Kriminellles Vorgehen?

Harsche Kritik an dieser Vorgehensweise äußerte [externer Link] Prof. Dr. Hartmut Pohl (Institut für Informationssicherheit, Köln). Abgesehen von der datenschutzrechtlichen Brisanz stünden schließlich sowohl das Ausspähen von Daten als auch die Anstiftung dazu unter Strafe. Angesichts der Ausführung des Angriffs durch einen Sicherheitsberater fragt Pohl: "Sind Sicherheitsberater überhaupt vertrauenswürdig und verlässlich? Wer überprüft die Sicherheitsberater? Welchen Anteil an kriminellen Hacks haben überhaupt Sicherheitsunternehmen?"

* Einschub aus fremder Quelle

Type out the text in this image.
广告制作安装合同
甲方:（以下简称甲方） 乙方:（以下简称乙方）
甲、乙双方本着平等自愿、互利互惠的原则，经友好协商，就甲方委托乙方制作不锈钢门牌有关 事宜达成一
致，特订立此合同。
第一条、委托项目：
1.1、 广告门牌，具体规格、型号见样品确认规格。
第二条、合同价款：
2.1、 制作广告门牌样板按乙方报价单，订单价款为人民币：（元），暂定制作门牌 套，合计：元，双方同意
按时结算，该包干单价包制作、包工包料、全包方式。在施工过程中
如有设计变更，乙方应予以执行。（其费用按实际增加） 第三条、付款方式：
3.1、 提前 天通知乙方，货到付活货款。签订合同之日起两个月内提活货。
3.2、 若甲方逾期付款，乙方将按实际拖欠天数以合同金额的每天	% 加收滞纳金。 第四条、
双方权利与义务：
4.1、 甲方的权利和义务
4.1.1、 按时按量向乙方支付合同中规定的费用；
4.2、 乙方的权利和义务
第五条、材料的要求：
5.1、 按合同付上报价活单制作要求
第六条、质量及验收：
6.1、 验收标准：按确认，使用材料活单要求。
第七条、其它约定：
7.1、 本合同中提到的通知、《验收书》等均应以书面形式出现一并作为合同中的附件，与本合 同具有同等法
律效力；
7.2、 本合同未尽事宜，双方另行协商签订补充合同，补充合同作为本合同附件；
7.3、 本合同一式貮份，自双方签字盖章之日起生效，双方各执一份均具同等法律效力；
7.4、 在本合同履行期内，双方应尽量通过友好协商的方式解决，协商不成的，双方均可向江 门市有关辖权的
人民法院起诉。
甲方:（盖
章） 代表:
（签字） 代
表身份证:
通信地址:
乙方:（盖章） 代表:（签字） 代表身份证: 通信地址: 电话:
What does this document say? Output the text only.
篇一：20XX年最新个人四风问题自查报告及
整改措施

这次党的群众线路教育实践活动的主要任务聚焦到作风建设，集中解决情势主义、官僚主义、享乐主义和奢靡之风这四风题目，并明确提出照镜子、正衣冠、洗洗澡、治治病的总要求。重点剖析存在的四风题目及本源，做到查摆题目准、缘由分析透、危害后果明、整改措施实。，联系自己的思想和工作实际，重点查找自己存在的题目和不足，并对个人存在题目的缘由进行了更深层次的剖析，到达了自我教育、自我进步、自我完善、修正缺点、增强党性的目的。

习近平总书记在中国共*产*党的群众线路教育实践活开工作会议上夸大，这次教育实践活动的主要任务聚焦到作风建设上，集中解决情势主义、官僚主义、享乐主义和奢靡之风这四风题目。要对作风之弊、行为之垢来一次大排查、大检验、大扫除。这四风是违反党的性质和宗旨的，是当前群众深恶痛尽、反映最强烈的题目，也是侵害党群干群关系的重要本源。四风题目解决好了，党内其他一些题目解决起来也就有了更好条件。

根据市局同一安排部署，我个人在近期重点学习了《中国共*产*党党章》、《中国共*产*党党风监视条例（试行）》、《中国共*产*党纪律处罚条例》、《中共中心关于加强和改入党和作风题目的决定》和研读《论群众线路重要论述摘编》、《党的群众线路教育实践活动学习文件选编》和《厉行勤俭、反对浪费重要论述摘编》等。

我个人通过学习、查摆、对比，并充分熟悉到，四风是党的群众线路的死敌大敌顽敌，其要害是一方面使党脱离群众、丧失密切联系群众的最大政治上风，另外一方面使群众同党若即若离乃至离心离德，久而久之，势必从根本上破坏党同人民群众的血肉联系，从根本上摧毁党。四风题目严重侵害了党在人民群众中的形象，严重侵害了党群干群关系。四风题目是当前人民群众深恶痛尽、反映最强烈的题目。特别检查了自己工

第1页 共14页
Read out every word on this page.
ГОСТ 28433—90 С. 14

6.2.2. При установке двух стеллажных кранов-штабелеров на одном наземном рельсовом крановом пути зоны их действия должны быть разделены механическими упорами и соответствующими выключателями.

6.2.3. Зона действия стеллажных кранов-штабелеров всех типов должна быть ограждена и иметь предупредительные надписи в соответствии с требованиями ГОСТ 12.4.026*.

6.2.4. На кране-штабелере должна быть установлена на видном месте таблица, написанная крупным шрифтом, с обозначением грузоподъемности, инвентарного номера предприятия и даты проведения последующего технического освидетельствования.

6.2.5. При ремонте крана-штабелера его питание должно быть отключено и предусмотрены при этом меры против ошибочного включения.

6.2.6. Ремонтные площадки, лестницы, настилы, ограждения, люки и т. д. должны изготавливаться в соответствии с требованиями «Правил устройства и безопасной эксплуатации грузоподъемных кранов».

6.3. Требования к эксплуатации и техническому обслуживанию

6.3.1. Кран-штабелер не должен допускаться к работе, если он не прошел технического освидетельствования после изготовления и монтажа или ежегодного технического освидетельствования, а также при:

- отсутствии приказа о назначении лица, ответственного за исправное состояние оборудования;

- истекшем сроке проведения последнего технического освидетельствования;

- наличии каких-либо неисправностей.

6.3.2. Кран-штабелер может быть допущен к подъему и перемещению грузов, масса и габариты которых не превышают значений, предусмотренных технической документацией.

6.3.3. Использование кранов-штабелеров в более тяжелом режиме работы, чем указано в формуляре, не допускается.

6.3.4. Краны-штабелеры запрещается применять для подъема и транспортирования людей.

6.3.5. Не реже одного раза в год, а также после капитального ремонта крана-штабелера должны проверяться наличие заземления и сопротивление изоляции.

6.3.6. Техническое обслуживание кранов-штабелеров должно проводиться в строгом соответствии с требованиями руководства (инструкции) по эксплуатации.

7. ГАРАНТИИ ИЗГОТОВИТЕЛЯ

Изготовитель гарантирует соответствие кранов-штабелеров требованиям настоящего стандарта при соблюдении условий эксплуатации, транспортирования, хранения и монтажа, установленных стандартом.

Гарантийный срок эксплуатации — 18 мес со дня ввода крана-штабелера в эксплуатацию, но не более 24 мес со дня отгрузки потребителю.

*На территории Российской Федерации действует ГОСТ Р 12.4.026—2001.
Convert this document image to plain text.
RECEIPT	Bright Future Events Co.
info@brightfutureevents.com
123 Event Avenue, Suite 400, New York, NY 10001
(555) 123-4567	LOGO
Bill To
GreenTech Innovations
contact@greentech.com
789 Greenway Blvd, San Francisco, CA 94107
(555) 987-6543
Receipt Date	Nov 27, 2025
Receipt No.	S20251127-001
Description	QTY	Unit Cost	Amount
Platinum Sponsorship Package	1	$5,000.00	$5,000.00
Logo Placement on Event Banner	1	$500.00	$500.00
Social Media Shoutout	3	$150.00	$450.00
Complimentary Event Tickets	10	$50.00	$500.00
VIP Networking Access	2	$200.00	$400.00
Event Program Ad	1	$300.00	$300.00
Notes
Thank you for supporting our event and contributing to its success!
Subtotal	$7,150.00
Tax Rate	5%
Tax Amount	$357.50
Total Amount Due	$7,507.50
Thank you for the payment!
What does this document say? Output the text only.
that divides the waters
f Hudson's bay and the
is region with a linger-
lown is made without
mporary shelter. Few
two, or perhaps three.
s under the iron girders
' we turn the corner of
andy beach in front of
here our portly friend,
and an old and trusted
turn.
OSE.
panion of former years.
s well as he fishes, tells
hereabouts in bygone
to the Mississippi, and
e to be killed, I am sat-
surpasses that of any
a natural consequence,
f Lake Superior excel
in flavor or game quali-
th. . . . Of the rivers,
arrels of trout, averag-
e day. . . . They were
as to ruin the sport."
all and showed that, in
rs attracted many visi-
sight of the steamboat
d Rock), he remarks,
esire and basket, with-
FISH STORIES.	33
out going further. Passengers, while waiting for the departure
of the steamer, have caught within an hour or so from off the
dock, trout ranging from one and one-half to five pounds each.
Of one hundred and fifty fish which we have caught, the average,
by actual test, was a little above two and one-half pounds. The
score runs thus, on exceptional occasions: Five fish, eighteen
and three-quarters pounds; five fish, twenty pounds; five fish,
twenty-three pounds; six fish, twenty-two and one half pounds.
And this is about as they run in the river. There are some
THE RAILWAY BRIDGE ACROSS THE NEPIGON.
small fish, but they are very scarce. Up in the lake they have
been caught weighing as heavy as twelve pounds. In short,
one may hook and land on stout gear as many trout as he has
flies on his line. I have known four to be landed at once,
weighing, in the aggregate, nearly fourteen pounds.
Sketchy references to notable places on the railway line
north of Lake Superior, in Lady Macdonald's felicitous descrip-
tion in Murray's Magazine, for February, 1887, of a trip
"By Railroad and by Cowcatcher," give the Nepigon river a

Das NDR-Team hatte beim aktuellen Test nach eigenen Angaben "Tausende von Kundendaten ... in einer einzigen Nacht ein[gesehen]", im letzten Jahr hätte man "fast 1,5 Millionen Kundenbuchungen kopieren und von Anlagen über Dispokreditlimits, Geldfluss, und Kontenpfändungen bis zu Zahlungsunfähigkeiten alle Daten auslesen" können. Pohl befürchtet, dass bei derartigen Aktionen "die Daten auch völlig Unbeteiligten zur Kenntnis kommen oder sogar gezielt an einen nicht mehr überschaubaren Kreis weitergegeben werden oder bereits verkauft worden sind". Weiterhin beklagt er: "In der Vergangenheit sind von Medien für derartige kriminelle Hackereien bis zu 25 000 Euro gezahlt worden." Damit entstünde der Eindruck, dass mit kriminellen Aktivitäten Geld verdient werden soll.

Konsequenzen?

Nicht zuletzt stellt Pohl aber auch die Frage, wer die betroffenen Bankkunden/Bürger vor Nachahmungstätern und Trittbrettfahrern schützt und wie es mit der persönlichen Haftung des Vorstands der betroffenen Geldinstitute aussieht. Denn diese seien schließlich durch das Gesetz zur Kontrolle und Transparenz im Unternehmensbereich (KontraG) zu IT-Sicherheitsmaßnahmen verpflichtet. Maren Geisler vom [externer Link] Verbraucherzentrale Bundesverband forderte in der ARD-Sendung die Banken auf, "vor dem Hintergrund dieser Vorkommnisse, jetzt endlich ihre allgemeinen Geschäftsbedingungen zu ändern. Darüber hinaus sollte auch der Gesetzgeber jetzt endlich klare Regelungen schaffen: zum Beispiel in Form einer Produkthaftung dahingehend, dass derjenige der Online-Banking anbietet, beweisen muss, dass bei einem Missbrauch sein System hundertprozentig sicher war."

Gegenwind droht Experten beim Test von Sicherheitslücken nun auch durch das [externer Link] Zugangskontrolldiensteschutzgesetz (ZKDSG) – siehe hierzu auch einen Beitrag von Rechtsanwalt Ulrich Emmert in KES 2002/2, S. 6.